Release AITune Release v0.3.0 · ai-dynamo/aitune

Summary

AITune is an open-source (Apache 2.0) inference toolkit, hosted under the ai-dynamo GitHub organization and distributed via PyPI. It is designed for tuning and deploying Deep Learning models on NVIDIA GPUs, significantly improving inference speed and efficiency across various AI workloads.
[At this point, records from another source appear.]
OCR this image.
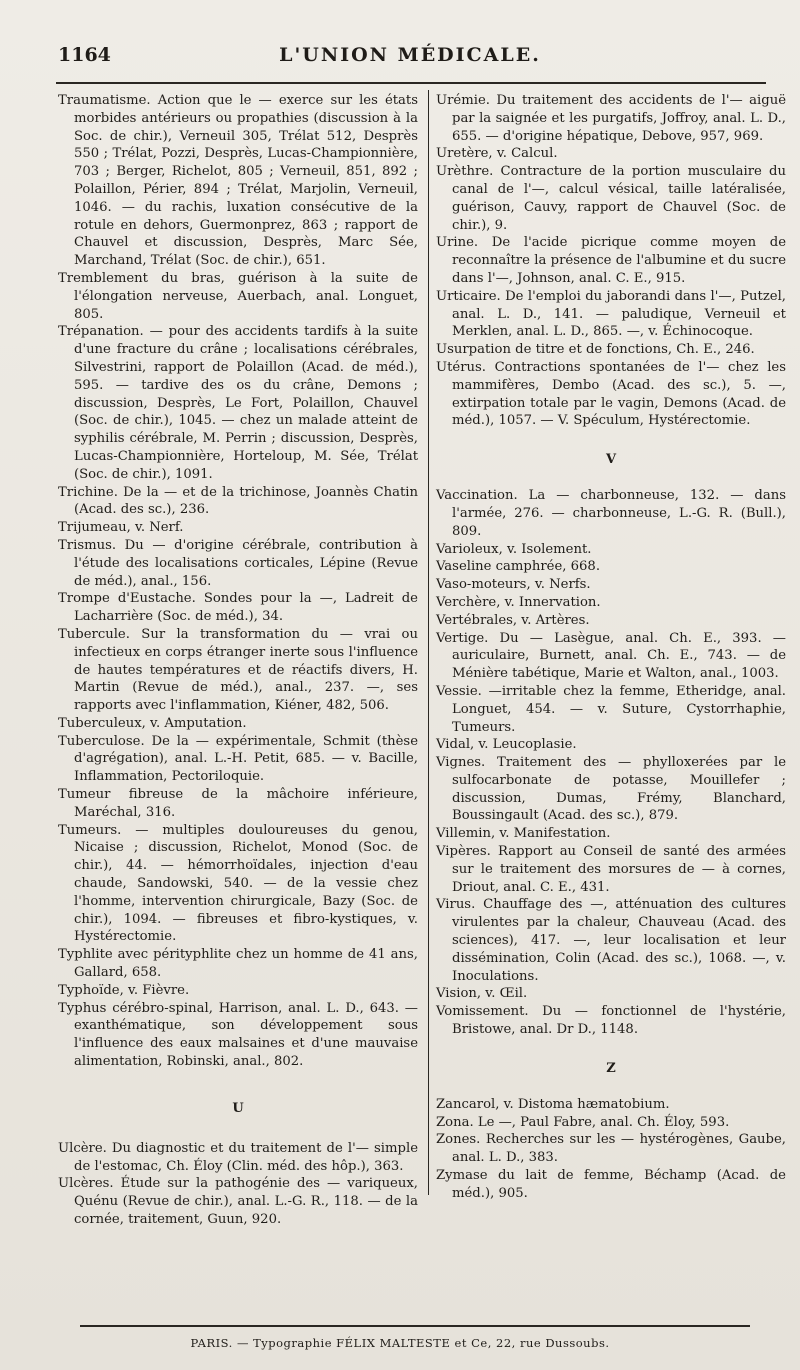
1164	L'UNION MÉDICALE.

Traumatisme. Action que le — exerce sur les états morbides antérieurs ou propathies (discussion à la Soc. de chir.), Verneuil 305, Trélat 512, Desprès 550 ; Trélat, Pozzi, Desprès, Lucas-Championnière, 703 ; Berger, Richelot, 805 ; Verneuil, 851, 892 ; Polaillon, Périer, 894 ; Trélat, Marjolin, Verneuil, 1046. — du rachis, luxation consécutive de la rotule en dehors, Guermonprez, 863 ; rapport de Chauvel et discussion, Desprès, Marc Sée, Marchand, Trélat (Soc. de chir.), 651.

Tremblement du bras, guérison à la suite de l'élongation nerveuse, Auerbach, anal. Longuet, 805.

Trépanation. — pour des accidents tardifs à la suite d'une fracture du crâne ; localisations cérébrales, Silvestrini, rapport de Polaillon (Acad. de méd.), 595. — tardive des os du crâne, Demons ; discussion, Desprès, Le Fort, Polaillon, Chauvel (Soc. de chir.), 1045. — chez un malade atteint de syphilis cérébrale, M. Perrin ; discussion, Desprès, Lucas-Championnière, Horteloup, M. Sée, Trélat (Soc. de chir.), 1091.

Trichine. De la — et de la trichinose, Joannès Chatin (Acad. des sc.), 236.

Trijumeau, v. Nerf.

Trismus. Du — d'origine cérébrale, contribution à l'étude des localisations corticales, Lépine (Revue de méd.), anal., 156.

Trompe d'Eustache. Sondes pour la —, Ladreit de Lacharrière (Soc. de méd.), 34.

Tubercule. Sur la transformation du — vrai ou infectieux en corps étranger inerte sous l'influence de hautes températures et de réactifs divers, H. Martin (Revue de méd.), anal., 237. —, ses rapports avec l'inflammation, Kiéner, 482, 506.

Tuberculeux, v. Amputation.

Tuberculose. De la — expérimentale, Schmit (thèse d'agrégation), anal. L.-H. Petit, 685. — v. Bacille, Inflammation, Pectoriloquie.

Tumeur fibreuse de la mâchoire inférieure, Maréchal, 316.

Tumeurs. — multiples douloureuses du genou, Nicaise ; discussion, Richelot, Monod (Soc. de chir.), 44. — hémorrhoïdales, injection d'eau chaude, Sandowski, 540. — de la vessie chez l'homme, intervention chirurgicale, Bazy (Soc. de chir.), 1094. — fibreuses et fibro-kystiques, v. Hystérectomie.

Typhlite avec pérityphlite chez un homme de 41 ans, Gallard, 658.

Typhoïde, v. Fièvre.

Typhus cérébro-spinal, Harrison, anal. L. D., 643. — exanthématique, son développement sous l'influence des eaux malsaines et d'une mauvaise alimentation, Robinski, anal., 802.

U

Ulcère. Du diagnostic et du traitement de l'— simple de l'estomac, Ch. Éloy (Clin. méd. des hôp.), 363.

Ulcères. Étude sur la pathogénie des — variqueux, Quénu (Revue de chir.), anal. L.-G. R., 118. — de la cornée, traitement, Guun, 920.

Urémie. Du traitement des accidents de l'— aiguë par la saignée et les purgatifs, Joffroy, anal. L. D., 655. — d'origine hépatique, Debove, 957, 969.

Uretère, v. Calcul.

Urèthre. Contracture de la portion musculaire du canal de l'—, calcul vésical, taille latéralisée, guérison, Cauvy, rapport de Chauvel (Soc. de chir.), 9.

Urine. De l'acide picrique comme moyen de reconnaître la présence de l'albumine et du sucre dans l'—, Johnson, anal. C. E., 915.

Urticaire. De l'emploi du jaborandi dans l'—, Putzel, anal. L. D., 141. — paludique, Verneuil et Merklen, anal. L. D., 865. —, v. Échinocoque.

Usurpation de titre et de fonctions, Ch. E., 246.

Utérus. Contractions spontanées de l'— chez les mammifères, Dembo (Acad. des sc.), 5. —, extirpation totale par le vagin, Demons (Acad. de méd.), 1057. — V. Spéculum, Hystérectomie.

V

Vaccination. La — charbonneuse, 132. — dans l'armée, 276. — charbonneuse, L.-G. R. (Bull.), 809.

Varioleux, v. Isolement.

Vaseline camphrée, 668.

Vaso-moteurs, v. Nerfs.

Verchère, v. Innervation.

Vertébrales, v. Artères.

Vertige. Du — Lasègue, anal. Ch. E., 393. — auriculaire, Burnett, anal. Ch. E., 743. — de Ménière tabétique, Marie et Walton, anal., 1003.

Vessie. —irritable chez la femme, Etheridge, anal. Longuet, 454. — v. Suture, Cystorrhaphie, Tumeurs.

Vidal, v. Leucoplasie.

Vignes. Traitement des — phylloxerées par le sulfocarbonate de potasse, Mouillefer ; discussion, Dumas, Frémy, Blanchard, Boussingault (Acad. des sc.), 879.

Villemin, v. Manifestation.

Vipères. Rapport au Conseil de santé des armées sur le traitement des morsures de — à cornes, Driout, anal. C. E., 431.

Virus. Chauffage des —, atténuation des cultures virulentes par la chaleur, Chauveau (Acad. des sciences), 417. —, leur localisation et leur dissémination, Colin (Acad. des sc.), 1068. —, v. Inoculations.

Vision, v. Œil.

Vomissement. Du — fonctionnel de l'hystérie, Bristowe, anal. Dr D., 1148.

Z

Zancarol, v. Distoma hæmatobium.

Zona. Le —, Paul Fabre, anal. Ch. Éloy, 593.

Zones. Recherches sur les — hystérogènes, Gaube, anal. L. D., 383.

Zymase du lait de femme, Béchamp (Acad. de méd.), 905.

PARIS. — Typographie FÉLIX MALTESTE et Ce, 22, rue Dussoubs.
Major Features & Improvements

Tuning Modes

Just-in-Time (JIT) Tuning: Zero-code model tuning and inspection controlled through a single import or environment flag. Tunes on the very first model call using only one sample, with automatic fallback to Torch Inductor when a backend cannot compile a module.
Ahead-of-Time (AOT) Tuning: Low-code API for explicit model inspection, backend selection, and module-level tuning. Supports forward hooks for custom pre/post-processing logic around tuned modules.

Backend Support

TensorRT: Multi-profile engines with auto-generated and user-provided profiles, CUDA graph capture, FP16/FP8/INT8 mixed precision via TensorRT Model Optimizer, and Dynamo-based ONNX export (torch.onnx.export(dynamo=True)) for improved graph fidelity.
TorchInductor: Added support for static and dynamic HuggingFace models, broadening model compatibility beyond TensorRT workflows.

Model Compatibility

Complex Inputs: Support for dataclasses, user-defined objects in module.forward() arguments, and lists/dicts within Torch module containers for more complete model analysis.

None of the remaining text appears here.